Daily News | Jakarta – Sherly Aplonia, warga Kampung Susun Bayam, membagikan kisah haru sekaligus bahagia saat kembali menempati hunian mereka. Cerita ini ia sampaikan dalam acara Podcast Pedjuang! pada awal Agustus 2025.
Menurut Sherly, momen saat warga terusir dari Kampung Susun Bayam merupakan pengalaman yang sangat menguras emosi, tenaga, dan pikiran. “Akhirnya pada 29 Juli kami menandatangani kontrak. Rasanya seperti beban berat terlepas, meski perjuangan belum benar-benar selesai,” ujarnya dikutip KBA News, Selasa, 12 Agustus 2025.
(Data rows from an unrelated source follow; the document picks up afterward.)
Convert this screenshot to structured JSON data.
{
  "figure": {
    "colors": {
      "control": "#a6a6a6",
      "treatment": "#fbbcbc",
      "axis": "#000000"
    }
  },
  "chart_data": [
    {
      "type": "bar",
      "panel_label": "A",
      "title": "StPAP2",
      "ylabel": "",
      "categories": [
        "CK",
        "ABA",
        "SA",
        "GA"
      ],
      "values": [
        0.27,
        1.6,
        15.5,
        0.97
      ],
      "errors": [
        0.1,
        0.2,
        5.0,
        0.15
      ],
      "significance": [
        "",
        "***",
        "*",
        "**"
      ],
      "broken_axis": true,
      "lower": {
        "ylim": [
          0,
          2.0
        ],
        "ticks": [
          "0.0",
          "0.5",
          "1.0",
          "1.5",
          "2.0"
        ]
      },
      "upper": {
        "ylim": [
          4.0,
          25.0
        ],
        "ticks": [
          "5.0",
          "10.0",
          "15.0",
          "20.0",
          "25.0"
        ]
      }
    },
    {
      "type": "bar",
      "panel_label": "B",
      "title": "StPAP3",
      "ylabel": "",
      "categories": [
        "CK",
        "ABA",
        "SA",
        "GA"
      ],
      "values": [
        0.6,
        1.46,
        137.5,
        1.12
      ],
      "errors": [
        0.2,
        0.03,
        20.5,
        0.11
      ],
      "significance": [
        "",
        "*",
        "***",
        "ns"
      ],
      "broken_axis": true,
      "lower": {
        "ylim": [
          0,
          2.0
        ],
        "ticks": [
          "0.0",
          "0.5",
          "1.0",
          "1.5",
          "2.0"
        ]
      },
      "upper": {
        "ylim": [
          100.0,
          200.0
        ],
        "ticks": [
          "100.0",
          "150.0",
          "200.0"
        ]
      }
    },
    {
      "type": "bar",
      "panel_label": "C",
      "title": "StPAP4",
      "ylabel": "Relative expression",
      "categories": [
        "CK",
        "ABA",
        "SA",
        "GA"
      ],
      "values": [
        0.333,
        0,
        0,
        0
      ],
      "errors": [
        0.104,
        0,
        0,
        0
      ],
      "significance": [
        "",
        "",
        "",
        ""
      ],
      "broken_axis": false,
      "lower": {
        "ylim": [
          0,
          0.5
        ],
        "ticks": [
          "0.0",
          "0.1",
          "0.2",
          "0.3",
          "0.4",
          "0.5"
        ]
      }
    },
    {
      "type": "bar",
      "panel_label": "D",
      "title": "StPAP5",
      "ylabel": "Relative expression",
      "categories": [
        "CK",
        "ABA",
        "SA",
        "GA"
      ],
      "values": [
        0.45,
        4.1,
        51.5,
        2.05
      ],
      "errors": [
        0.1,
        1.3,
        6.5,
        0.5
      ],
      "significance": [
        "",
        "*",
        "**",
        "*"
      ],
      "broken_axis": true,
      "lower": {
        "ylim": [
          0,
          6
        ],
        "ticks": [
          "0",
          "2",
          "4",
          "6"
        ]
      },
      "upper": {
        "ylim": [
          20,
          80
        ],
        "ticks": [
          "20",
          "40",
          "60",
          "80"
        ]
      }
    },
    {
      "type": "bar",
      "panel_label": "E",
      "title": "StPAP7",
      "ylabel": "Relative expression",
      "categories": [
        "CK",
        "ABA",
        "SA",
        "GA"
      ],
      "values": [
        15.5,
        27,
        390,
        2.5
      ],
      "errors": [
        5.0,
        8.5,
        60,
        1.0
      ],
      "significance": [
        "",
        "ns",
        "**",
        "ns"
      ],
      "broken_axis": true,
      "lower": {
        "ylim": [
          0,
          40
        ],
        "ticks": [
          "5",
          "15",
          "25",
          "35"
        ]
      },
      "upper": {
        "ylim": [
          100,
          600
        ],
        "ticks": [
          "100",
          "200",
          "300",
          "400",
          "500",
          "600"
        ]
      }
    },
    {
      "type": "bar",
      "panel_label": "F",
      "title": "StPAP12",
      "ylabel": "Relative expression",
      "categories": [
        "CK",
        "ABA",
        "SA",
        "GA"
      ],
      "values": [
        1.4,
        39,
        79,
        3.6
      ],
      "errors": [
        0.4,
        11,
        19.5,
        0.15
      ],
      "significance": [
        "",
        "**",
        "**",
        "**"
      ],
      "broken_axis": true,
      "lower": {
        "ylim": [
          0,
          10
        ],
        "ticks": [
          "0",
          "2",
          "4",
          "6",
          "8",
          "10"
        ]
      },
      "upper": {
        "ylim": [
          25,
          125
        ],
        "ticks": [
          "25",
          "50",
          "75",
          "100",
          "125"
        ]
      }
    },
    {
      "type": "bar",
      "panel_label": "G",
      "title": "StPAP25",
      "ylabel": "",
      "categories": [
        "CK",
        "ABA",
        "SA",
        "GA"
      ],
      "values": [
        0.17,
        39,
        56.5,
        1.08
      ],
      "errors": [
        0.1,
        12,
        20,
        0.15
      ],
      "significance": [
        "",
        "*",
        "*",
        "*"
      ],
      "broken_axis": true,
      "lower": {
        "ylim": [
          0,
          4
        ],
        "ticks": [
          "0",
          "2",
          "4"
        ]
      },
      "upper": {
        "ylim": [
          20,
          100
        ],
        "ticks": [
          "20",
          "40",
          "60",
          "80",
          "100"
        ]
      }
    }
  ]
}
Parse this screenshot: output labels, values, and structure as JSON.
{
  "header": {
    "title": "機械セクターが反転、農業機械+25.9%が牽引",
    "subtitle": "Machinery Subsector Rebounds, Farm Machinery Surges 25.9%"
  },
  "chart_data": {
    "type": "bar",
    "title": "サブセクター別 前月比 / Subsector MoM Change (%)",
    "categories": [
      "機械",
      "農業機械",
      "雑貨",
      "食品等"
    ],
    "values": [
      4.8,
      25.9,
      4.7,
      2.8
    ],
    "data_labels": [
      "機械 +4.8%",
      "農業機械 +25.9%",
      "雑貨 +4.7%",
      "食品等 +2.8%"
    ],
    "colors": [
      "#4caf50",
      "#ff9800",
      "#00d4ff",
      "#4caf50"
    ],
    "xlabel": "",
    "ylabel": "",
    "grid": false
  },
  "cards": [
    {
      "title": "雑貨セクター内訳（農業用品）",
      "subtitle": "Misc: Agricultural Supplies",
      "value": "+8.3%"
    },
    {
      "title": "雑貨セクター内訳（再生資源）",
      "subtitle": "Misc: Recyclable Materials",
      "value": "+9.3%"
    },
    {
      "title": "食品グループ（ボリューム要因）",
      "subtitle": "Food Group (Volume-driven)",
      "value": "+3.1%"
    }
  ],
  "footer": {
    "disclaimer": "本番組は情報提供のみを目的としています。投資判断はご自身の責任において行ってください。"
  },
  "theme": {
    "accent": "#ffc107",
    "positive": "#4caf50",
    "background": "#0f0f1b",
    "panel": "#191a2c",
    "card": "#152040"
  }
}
Perjanjian tersebut membuat PT Jakpro dan Pemerintah Provinsi DKI Jakarta mengakomodasi 126 warga untuk kembali ke hunian mereka.
Sherly mengingat momen paling menyedihkan ketika warga direlokasi ke Kampung Nagrak, yang lokasinya jauh dari Kampung Susun Bayam. Banyak anak-anak merasa tidak nyaman, bahkan beberapa keluarga sempat tinggal di tenda selama lebih dari satu tahun di sekitar lokasi Kampung Susun Bayam. “Banyak teman-teman kehilangan pekerjaan, anak-anak sekolah jadi makin jauh. Kami benar-benar merasa sesak,” katanya.
Setelah kontrak ditandatangani, warga meminta agar anak-anak yang sempat bersekolah di wilayah Nagrak dapat kembali bersekolah di sekitar Kampung Susun Bayam. “Anak-anak yang sekolah di Nagrak jadi pendiam, jarang keluar kamar, seperti mengalami depresi. Begitu mereka kembali, terlihat lebih lega dan mau berinteraksi lagi. Usia mereka sekitar 13 tahun,” tambahnya.
Bagi Sherly, hasil ini adalah buah perjuangan bersama. Ia teringat pada 12 April ketika berdialog dengan Gubernur DKI Jakarta Pramono Anung yang berpesan agar semua pihak bisa duduk bersama dan bermusyawarah. “Kalau tidak bisa musyawarah, warga tidak akan bisa kembali ke Kampung Susun Bayam,” kenangnya.
Ke depan, PT Jakpro menyampaikan bahwa mereka hanya memfasilitasi, sementara aset akan dialihkan ke Pemerintah Provinsi DKI Jakarta. Dengan demikian, warga dapat menempati rusun sesuai peruntukannya.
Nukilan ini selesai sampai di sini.